6.4 The conduct of the review should be collegiate, with the aim of facilitating research.
6.5 Where clarification, elaboration, modification, or a major change in approach is required, this should be in line with the National Statement and/or the Human Research Ethics Guidelines, and helpful guidance provided as to useful approaches.
7. Ethical conduct of research
7.1 The conduct of a human research project must comply with the protocol approved by the ethical review process, as well as the conditions of ethics approval stipulated by the ethical review body or University.
7.2 All members of a research team have shared responsibility for the ethical conduct of research, and must be aware of and satisfied with the degree to which the conduct of the research meets the national requirements and University policy.

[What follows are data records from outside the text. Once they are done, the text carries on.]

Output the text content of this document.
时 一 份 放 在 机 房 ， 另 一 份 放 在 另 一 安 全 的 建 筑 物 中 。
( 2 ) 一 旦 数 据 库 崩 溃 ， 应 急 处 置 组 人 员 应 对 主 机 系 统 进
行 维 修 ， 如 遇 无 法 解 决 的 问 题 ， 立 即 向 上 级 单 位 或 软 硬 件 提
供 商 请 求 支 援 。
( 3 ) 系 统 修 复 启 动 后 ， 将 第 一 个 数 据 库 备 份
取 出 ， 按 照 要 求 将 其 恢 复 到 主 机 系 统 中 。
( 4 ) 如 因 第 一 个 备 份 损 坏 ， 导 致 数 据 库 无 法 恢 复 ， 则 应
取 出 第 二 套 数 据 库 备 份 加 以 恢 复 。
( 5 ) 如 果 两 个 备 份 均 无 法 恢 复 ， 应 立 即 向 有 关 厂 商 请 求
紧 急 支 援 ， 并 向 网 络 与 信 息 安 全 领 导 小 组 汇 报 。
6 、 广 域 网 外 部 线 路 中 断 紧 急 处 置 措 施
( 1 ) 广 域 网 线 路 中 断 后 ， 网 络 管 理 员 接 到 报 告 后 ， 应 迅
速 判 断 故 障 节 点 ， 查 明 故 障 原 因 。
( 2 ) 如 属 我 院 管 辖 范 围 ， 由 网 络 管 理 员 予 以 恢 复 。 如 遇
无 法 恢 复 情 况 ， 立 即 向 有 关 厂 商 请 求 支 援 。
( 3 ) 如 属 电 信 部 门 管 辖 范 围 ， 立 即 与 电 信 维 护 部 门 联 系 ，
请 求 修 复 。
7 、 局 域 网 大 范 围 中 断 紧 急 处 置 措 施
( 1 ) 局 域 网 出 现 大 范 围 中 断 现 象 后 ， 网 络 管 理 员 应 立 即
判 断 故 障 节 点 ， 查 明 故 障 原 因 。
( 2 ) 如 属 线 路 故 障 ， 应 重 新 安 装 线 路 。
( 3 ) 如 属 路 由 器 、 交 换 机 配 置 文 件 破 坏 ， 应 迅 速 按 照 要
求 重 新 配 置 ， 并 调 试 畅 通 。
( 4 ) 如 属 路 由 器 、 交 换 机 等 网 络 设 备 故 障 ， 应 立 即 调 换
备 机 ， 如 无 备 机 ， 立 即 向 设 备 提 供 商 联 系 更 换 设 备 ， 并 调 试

7.3 The chief investigator (who must be a USC staff member) has ultimate responsibility for the ethical conduct of the project, and is responsible for ensuring that all personnel involved in human research or other relevant activities are competent, receive appropriate training for the procedures they perform, and are adequately supervised by a competent person.
7.4 Human research activities will be monitored by reviewing annual and final reports for all approved projects, and by any other means deemed necessary or appropriate, such as random audits.
8.1 The USC HREC provides quarterly reports to the Research Committee covering ethics matters outlined in the Research Committee’s terms of reference. The reports will also include any other information that the HREC Chairperson deems relevant.
8.2 The USC HREC provides an annual report to the Academic Board, via the Research Committee. The HREC Chairperson may be invited to attend the Research Committee to present the annual report.